Юрист и историк права М.М. Ковалевский — С.М. Лукьянову по поводу встречи с Вл. Соловьевым в Лондоне в 1875 году
Иван Крамской, портрет философа Соловьева. Источник

Заграничное путешествие 1875-1876 гг. в биографии Владимира Соловьева быстро приобретает характер определяющего и мистического. Он привозит из этой поездки самое важное — принципы своей религиозно-философской системы. Первым наброском к ним становится ряд текстов, написанных в Сорренто и Каире на французском языке. Их принято объединять под названием «София». В основе соловьевской софиологии — встречи с Софией, являвшейся философу как минимум трижды.
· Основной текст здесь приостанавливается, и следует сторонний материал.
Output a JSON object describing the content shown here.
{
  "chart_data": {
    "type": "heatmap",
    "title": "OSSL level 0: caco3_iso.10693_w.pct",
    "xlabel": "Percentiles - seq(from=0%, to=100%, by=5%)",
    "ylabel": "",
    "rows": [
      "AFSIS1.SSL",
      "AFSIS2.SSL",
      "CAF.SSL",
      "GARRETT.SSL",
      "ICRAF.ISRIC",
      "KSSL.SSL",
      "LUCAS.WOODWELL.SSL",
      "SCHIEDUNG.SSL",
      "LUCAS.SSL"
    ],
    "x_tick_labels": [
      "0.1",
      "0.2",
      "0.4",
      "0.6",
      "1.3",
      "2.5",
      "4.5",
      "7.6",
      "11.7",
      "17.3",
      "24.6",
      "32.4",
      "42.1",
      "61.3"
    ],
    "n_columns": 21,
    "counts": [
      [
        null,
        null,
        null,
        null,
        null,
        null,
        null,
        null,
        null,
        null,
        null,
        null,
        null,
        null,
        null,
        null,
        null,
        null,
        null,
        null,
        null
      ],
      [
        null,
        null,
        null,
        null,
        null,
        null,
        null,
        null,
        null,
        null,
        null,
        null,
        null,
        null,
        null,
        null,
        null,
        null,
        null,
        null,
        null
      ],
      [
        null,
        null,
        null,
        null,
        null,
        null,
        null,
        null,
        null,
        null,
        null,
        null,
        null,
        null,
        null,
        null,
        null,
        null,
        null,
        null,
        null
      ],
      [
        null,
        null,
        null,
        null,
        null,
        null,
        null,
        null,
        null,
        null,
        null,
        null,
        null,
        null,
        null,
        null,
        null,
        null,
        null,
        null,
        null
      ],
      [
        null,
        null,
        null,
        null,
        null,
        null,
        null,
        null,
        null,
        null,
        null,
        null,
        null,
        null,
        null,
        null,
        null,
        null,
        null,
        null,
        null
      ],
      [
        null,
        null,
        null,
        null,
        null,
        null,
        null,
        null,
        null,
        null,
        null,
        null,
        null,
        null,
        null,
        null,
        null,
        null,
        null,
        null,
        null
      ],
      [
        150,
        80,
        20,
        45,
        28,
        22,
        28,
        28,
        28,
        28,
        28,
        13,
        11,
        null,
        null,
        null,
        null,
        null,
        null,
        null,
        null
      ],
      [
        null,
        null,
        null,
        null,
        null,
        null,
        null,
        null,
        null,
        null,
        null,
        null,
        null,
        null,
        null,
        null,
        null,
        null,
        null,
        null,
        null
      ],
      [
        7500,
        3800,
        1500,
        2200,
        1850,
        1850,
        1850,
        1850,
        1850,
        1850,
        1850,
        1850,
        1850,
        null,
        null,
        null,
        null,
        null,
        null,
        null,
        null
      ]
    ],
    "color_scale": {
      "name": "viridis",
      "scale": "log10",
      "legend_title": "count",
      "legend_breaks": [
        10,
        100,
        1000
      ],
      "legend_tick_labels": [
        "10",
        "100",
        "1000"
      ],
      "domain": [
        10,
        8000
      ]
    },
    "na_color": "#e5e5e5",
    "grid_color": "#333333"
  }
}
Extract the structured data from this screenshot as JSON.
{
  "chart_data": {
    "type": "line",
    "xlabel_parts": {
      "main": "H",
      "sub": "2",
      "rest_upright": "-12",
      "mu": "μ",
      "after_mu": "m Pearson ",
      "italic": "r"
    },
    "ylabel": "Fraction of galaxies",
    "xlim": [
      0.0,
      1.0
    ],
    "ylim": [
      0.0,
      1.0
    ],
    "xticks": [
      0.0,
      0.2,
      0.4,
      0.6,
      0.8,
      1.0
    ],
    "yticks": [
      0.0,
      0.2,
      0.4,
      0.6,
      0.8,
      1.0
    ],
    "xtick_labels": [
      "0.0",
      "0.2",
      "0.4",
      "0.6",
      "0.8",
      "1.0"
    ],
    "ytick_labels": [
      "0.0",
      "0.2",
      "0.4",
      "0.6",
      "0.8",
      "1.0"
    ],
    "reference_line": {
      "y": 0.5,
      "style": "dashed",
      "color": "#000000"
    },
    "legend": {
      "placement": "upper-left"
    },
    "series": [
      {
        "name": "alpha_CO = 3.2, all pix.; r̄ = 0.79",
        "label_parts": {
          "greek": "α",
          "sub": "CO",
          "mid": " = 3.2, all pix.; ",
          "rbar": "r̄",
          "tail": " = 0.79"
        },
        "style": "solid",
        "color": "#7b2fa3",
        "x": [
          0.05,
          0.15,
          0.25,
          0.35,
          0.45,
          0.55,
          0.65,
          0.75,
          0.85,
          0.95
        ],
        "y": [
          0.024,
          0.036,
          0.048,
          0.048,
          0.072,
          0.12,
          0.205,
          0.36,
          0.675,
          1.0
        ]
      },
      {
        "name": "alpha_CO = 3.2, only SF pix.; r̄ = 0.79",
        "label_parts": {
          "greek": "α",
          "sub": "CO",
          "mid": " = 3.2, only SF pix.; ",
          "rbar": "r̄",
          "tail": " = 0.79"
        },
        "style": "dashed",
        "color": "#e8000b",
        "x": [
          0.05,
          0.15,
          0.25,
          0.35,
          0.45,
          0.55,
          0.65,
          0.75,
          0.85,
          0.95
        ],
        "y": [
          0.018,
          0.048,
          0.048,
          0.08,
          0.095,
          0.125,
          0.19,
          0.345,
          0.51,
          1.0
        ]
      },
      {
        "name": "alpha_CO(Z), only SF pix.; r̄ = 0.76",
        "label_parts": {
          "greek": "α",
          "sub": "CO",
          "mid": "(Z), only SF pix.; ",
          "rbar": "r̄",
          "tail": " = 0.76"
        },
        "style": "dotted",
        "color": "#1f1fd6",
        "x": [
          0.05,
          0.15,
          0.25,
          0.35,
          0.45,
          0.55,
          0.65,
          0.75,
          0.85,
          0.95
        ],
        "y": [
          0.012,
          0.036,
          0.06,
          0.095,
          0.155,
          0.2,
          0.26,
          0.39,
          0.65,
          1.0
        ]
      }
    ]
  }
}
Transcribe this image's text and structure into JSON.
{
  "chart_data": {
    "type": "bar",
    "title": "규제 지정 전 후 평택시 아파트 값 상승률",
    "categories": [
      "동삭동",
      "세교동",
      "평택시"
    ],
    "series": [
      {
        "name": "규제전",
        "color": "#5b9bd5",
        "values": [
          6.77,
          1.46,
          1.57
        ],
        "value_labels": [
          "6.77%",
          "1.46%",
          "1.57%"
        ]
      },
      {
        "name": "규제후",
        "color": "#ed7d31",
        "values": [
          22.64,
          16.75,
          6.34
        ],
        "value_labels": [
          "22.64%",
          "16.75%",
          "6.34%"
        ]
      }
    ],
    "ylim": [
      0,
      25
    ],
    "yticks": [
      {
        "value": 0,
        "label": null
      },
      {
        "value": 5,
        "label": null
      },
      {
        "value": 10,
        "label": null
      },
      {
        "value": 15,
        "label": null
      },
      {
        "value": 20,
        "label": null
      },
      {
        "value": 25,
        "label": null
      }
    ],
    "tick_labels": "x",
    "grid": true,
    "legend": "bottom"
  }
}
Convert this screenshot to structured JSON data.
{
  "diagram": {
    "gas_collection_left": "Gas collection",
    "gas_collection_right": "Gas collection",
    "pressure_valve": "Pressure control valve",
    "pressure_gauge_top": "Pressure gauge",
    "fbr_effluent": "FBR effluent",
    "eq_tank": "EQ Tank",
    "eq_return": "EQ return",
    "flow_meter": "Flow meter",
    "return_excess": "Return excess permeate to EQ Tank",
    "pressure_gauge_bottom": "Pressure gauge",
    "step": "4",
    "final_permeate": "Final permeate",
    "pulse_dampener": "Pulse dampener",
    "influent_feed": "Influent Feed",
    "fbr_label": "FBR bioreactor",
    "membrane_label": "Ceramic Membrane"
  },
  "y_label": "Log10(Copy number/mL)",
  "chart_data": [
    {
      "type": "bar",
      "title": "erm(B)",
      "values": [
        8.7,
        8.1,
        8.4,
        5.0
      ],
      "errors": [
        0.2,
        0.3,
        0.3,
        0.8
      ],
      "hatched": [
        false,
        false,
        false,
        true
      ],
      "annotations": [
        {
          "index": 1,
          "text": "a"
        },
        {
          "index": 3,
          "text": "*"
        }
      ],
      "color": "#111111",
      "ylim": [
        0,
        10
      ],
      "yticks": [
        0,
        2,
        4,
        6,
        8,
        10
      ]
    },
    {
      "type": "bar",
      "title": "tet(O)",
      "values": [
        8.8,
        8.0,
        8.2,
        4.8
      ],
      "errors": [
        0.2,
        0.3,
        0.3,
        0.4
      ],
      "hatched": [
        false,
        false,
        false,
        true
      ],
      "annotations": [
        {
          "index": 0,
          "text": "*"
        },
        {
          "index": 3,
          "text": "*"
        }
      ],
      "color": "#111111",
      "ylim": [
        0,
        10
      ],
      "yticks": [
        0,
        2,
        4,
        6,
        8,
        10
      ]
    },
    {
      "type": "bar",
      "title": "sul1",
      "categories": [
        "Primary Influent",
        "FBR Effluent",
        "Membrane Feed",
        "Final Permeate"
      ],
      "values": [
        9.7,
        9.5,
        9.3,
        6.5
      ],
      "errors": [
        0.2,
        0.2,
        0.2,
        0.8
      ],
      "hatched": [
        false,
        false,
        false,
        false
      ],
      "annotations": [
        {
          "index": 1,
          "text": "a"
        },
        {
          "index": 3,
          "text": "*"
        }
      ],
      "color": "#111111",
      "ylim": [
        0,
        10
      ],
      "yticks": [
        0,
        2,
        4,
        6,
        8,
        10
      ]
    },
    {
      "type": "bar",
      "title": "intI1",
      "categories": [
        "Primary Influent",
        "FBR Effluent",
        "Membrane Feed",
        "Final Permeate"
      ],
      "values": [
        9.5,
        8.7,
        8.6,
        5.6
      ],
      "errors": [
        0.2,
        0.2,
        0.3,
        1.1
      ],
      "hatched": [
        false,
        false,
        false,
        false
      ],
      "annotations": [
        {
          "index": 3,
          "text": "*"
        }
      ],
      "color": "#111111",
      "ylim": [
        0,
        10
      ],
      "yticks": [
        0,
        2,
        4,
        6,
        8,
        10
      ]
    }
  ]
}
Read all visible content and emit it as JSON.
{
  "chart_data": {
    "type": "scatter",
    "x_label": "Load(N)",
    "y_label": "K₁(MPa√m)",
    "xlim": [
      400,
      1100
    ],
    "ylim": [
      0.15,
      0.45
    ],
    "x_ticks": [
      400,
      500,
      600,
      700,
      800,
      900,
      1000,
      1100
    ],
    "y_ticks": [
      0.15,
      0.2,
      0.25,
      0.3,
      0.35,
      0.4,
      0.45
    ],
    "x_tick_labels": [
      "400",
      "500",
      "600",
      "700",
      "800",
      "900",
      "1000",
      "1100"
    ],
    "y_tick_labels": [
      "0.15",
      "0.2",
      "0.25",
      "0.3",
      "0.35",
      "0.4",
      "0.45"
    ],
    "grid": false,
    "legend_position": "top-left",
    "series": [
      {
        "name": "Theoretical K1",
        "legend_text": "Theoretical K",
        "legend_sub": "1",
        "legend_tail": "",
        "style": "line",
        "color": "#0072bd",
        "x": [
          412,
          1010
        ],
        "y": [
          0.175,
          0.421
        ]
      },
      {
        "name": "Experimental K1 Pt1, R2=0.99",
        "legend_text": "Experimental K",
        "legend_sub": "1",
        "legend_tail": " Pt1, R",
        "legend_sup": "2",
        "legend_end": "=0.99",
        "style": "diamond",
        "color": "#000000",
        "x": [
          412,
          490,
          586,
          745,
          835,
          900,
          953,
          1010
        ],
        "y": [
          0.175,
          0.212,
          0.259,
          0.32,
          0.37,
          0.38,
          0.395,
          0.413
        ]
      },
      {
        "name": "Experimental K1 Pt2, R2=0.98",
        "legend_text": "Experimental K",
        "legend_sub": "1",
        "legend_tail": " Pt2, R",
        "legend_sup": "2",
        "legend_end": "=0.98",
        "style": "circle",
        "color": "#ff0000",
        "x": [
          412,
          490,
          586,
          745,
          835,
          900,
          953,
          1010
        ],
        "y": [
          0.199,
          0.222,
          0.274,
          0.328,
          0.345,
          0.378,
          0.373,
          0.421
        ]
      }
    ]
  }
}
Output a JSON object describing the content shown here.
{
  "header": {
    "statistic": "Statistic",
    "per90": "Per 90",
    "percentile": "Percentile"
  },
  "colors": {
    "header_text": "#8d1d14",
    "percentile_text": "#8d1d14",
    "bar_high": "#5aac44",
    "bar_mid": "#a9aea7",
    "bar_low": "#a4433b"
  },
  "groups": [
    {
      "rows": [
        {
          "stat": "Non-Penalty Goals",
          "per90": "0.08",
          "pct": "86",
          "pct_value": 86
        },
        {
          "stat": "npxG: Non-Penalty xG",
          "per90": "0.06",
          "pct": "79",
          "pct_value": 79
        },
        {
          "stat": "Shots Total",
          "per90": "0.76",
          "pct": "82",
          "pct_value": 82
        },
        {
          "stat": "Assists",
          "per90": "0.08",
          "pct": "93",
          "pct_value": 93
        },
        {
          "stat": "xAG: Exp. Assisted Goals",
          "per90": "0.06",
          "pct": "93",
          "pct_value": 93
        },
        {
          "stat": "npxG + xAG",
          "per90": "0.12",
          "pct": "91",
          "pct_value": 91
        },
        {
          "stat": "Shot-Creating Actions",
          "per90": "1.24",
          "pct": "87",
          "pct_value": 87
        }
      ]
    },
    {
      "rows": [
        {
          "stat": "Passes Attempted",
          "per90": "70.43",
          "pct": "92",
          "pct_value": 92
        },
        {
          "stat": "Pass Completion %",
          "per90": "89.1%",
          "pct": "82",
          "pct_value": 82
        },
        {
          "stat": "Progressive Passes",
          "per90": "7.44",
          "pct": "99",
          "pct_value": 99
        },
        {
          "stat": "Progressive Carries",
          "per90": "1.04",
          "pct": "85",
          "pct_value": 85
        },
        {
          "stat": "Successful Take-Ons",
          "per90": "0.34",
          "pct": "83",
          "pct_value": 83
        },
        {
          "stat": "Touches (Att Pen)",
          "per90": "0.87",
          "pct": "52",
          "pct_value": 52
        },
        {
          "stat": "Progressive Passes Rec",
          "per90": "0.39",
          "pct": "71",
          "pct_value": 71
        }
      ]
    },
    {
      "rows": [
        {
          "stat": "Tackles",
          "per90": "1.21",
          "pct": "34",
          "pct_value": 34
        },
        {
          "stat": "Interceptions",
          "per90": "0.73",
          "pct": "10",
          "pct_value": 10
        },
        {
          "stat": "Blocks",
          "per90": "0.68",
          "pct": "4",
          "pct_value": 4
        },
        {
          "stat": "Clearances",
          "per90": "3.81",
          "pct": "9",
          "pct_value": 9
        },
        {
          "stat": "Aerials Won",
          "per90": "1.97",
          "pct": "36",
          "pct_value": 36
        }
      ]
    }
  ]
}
Этому мистическому переживанию посвящена поэма «Три свидания» с подзаголовком «Москва — Лондон — Египет / 1862 — 75 — 76». Первое, московское свидание, случилось у Соловьева на службе в храме, а два других приходятся как раз на даты заграничной поездки с тем лишь исключением, что вторую цифру, 76, Соловьев, скорее всего, «подогнал» под реальность. Обе встречи с Софией произошли в 1875 году. Первая — в Лондоне, на ней же была подсказана следующая точка — Египет.

В Египте Соловьев стремится посетить Фиваиду (бывшие египетские Фивы), место, обладающее особым мистическим значением для христиан. В письмах Соловьев скрывает не только причину своего внезапного желания оказаться в Египте, но и всё, что там случается. В конце ноября он пишет матери: «Путешествие мое в Фиваиду, о котором я писал в прошлом письме, оказалось невозможным. Отойдя верст 20 от Каира, я чуть не был убит бедуинами, которые ночью приняли меня за черта, должен был ночевать на голой земле… вследствие чего вернулся назад». В стихотворениях он, по привычке, более откровенен. Тот же ноябрь: «Вся в лазури сегодня явилась / Предо мною царица моя, / — Сердце сладким восторгом забилось, / И в лучах восходящего дня / Тихим светом душа засветилась, / А вдали, догорая, дымилось / Злое пламя земного огня». Именно в таком виде Соловьеву и являлась София — с лицом женщины, в космической небесной лазури. Впрочем, после этих потрясений ему предстояла другая встреча с женщиной — более спокойная, но и более печальная. В итальянском Сорренто Владимир Соловьев встречает Надежду Ауэр.

Она была белокурой, «с изящным лицом польского типа» и темно-голубыми глазами, знала наизусть Монтеня и Бодлера, переводила с французского и поражала своей образованностью и изяществом. Ей едва исполнился 21 год. И она была замужем: в мае 1874 года Надежда «по страстной любви» заключила брак со скрипачом Леопольдом Ауэром. Весной 1876 года тот загружен работой, и Надежда приезжает в Сорренто без него, в сопровождении приятельницы.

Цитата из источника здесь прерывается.